What are solar farms?

Solar farms, also known as solar parks or solar fields, are large areas of land containing interconnected solar panels positioned together over many acres, to harvest large amounts of solar energy at the same time. Solar farms are designed for large-scale solar energy generation that feed directly into the grid, as opposed to individual solar panels that usually power a single home or building.

Can solar power be generated on a cloudy day?

Yes, it can – solar power only requires some level of daylight in order to harness the sun’s energy. That said, the rate at which solar panels generate electricity does vary depending on the amount of direct sunlight and the quality, size, number and location of panels in use.

Who are the largest producers of solar power worldwide?

As of 2022, China is the largest producer of solar powered electricity generation in the world. The US comes in second, followed by Japan, Germany and India.1

How is more solar power being brought into our electricity systems?

Both the UK and US governments are aiming to decarbonise their electricity systems by 2035, in which renewable energy sources like solar power are set to play a major part.

Solar energy in the UK

The UK's first transmission-connected solar farm was energised in May 2023. This was the firstPV solar array to feed electricity directly into the UK’s transmission network, allowing it to be transported over greater distances. Previously, UK solar farms were connected to the country's distribution networks – the lower-voltage regional grids that carry power from the high-voltage transmission network to homes and businesses.

Located near Bristol, this solar plant is expected to generate over 73,000 megawatt hours (MWh) annually – enough to power the equivalent of over 17,300 homes – and will displace 20,500 tons of CO2 each year compared to traditional energy production.

The UK government’s Powering up Britain report has reaffirmed its ambition for a five-fold increase in deployment of solar generation by 2035, with up to 70 gigawatt (GW) installed – enough to power around 20 million homes.

Read more about the UK's first transmission-connected solar farm

Solar energy in the US

The Solar Futures Study, released by the U.S. Department of Energy (DoE) in 2021, discusses their blueprint for a zero-carbon grid and the significant role solar will play in decarbonising the country’s power grid. According to the study, 40% of the nation’s electricity has the potential to be powered by solar energy by 2035.
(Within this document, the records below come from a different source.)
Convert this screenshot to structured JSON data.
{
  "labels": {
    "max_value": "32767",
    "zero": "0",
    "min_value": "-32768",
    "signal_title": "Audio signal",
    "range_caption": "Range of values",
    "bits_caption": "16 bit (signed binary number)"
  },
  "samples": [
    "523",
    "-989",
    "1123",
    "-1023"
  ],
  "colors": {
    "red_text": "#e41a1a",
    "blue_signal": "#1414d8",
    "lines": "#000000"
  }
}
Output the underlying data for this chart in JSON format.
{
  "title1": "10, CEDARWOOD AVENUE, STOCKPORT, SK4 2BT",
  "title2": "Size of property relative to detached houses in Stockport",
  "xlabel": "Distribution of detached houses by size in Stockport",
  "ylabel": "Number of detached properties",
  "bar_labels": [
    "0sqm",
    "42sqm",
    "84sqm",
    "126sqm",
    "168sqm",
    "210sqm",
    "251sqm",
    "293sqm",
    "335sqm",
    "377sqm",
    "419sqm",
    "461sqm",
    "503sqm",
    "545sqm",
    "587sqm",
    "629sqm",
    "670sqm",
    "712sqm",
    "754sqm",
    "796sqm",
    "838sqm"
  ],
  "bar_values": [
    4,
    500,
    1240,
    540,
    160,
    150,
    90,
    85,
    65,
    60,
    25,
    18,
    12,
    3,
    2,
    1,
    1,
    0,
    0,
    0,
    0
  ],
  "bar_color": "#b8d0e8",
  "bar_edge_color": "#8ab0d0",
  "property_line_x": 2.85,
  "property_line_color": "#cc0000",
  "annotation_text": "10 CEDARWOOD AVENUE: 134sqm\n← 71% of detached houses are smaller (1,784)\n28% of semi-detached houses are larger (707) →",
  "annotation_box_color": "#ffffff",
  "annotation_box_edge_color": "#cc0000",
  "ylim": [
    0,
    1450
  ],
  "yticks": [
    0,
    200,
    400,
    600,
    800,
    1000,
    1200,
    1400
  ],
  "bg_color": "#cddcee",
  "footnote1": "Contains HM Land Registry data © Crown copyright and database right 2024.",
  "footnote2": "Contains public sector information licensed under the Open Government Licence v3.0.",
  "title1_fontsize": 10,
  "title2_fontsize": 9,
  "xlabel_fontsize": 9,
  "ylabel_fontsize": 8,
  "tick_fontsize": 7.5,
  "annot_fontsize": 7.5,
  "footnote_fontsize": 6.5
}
In April 2023, the Biden-Harris administration announced an $82 million investment to fund technologies that will help integrate solar energy into the grid. The investment will increase domestic solar manufacturing and recycling, which will help to strengthen the clean energy grid in the US.

Last updated: 16 May 2023
The information in this article is intended as a factual explainer and does not necessarily reflect National Grid's strategic direction or current business activities.